Visual reference & concept
I analyzed LEGO's official product pages and Japanese architecture photography to identify patterns that convey craftsmanship and wonder. The core finding: most product sites feel transactional — I wanted Temple of Tranquility to feel like stepping into a zen garden. The solution: generous whitespace, floating 3D imagery against dark backgrounds, and a narrative structure that builds anticipation before revealing the purchase option.
Wireframes
I wireframed desktop and mobile simultaneously. The most challenging section was the modular breakdown — displaying the set's architectural components (main pagoda, shrines, stone lanterns, gardens) in a way that feels both informative and visually compelling. The solution: an interactive exploded view with hover states that reveal component details, keeping the layout clean while offering deep exploration.
UI Elements
The Temple of Tranquility design system is built around zen principles and architectural precision — deep greens and stone grays evoke the natural setting, while clean lines and generous spacing reflect Japanese minimalism.
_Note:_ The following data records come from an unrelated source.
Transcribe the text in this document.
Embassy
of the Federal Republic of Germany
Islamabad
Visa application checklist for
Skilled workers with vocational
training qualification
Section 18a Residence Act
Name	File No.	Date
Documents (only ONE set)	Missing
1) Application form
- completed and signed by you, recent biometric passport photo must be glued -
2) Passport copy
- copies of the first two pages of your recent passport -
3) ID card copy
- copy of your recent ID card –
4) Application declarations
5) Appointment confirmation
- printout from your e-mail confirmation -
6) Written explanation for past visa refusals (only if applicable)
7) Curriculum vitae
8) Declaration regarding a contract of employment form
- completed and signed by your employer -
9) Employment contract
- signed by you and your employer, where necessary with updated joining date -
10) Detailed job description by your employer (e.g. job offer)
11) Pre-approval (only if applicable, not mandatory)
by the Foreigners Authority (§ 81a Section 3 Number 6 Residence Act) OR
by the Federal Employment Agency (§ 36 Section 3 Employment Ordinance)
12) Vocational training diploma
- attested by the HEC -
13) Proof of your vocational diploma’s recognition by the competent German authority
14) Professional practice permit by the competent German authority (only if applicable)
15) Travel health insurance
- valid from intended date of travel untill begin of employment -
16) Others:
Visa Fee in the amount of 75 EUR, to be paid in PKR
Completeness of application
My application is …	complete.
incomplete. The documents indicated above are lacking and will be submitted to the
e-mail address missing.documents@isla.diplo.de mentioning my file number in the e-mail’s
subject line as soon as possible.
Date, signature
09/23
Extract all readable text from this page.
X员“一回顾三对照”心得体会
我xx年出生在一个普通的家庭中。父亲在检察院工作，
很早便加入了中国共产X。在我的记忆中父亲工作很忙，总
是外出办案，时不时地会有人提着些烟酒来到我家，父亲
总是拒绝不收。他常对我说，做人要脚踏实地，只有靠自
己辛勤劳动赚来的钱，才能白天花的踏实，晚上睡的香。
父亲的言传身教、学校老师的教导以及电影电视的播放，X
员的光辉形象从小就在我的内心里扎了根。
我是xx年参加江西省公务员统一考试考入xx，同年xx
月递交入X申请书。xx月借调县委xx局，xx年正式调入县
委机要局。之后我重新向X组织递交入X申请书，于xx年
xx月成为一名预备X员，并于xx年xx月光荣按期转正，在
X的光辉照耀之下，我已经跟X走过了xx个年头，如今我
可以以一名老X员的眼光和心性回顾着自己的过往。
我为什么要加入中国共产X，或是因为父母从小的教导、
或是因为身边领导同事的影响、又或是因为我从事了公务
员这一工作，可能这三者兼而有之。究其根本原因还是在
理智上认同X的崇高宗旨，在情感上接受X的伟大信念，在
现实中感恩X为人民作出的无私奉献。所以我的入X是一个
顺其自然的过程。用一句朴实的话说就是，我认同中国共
Every element serves the storytelling, inviting the user to explore brick by brick.
Built from scratch
I coded the entire site in semantic HTML5, CSS3, and vanilla JavaScript — no frameworks, no libraries. This was a deliberate choice: the site needed to feel as meticulously built as the LEGO set itself, with every interaction crafted brick by brick.
Key technical decisions: CSS custom properties for the zen design token system, CSS Grid + Flexbox for responsive modular layouts, vanilla JS for parallax floating island animation and interactive component exploration, IntersectionObserver for scroll-triggered reveal animations, and optimized 3D render loading with progressive enhancement for performance.